Spark logistic regression (for comparison)
szilard opened this issue · 3 comments
szilard commented
import org.apache.spark.ml.Pipeline
import org.apache.spark.ml.classification.LogisticRegression
import org.apache.spark.ml.evaluation.BinaryClassificationEvaluator
val d_train = spark.read.parquet("spark_ohe-train.parquet").cache()
val d_test = spark.read.parquet("spark_ohe-test.parquet").cache()
(d_train.count(), d_test.count())
val lr = new LogisticRegression()
val pipeline = new Pipeline().setStages(Array(lr))
val now = System.nanoTime
val model = pipeline.fit(d_train)
val elapsed = ( System.nanoTime - now )/1e9
elapsed
val predictions = model.transform(d_test)
val evaluator = new BinaryClassificationEvaluator().setLabelCol("label").setRawPredictionCol("probability").setMetricName("areaUnderROC")
evaluator.evaluate(predictions)
szilard commented
szilard commented
compare to h2o:
library(h2o)
h2o.init()
dx_train <- h2o.importFile("train-10m.csv")
dx_test <- h2o.importFile("test.csv")
Xnames <- names(dx_train)[which(names(dx_train)!="dep_delayed_15min")]
system.time({
md <- h2o.glm(x = Xnames, y = "dep_delayed_15min", training_frame = dx_train, family = "binomial")
})
h2o.auc(h2o.performance(md, dx_test))
10M:
data RAM 4G
6sec
0.7081992
total RAM 6G
100M:
dx_train0 <- h2o.importFile("train-10m.csv")

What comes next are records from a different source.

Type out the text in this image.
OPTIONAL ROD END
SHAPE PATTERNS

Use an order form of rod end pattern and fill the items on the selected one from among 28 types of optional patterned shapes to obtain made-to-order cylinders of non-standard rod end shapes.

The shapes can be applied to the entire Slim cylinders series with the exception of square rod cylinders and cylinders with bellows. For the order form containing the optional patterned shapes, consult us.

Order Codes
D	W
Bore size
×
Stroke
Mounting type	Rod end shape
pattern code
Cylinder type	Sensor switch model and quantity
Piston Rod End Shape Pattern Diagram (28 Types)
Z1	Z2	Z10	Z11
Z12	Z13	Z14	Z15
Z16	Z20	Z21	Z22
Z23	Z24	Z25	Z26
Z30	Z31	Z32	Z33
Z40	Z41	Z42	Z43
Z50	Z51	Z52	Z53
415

dx_train <- h2o.rbind(dx_train0, dx_train0, dx_train0, dx_train0, dx_train0, dx_train0, dx_train0, dx_train0, dx_train0, dx_train0)
data RAM 6G
36 sec
0.7081992
total RAM 11G
szilard commented
10M | 100M | |||
---|---|---|---|---|
Spark | h2o | Spark | h2o | |
time [s] | 20 | 6 | 155 | 36 |
AUC | 0.709 | 0.708 | 0.709 | 0.708 |
data RAM [GB] | 10 | 4 | 60 | 6 |
data+train RAM [GB] | 22 | 6 | 110 | 11 |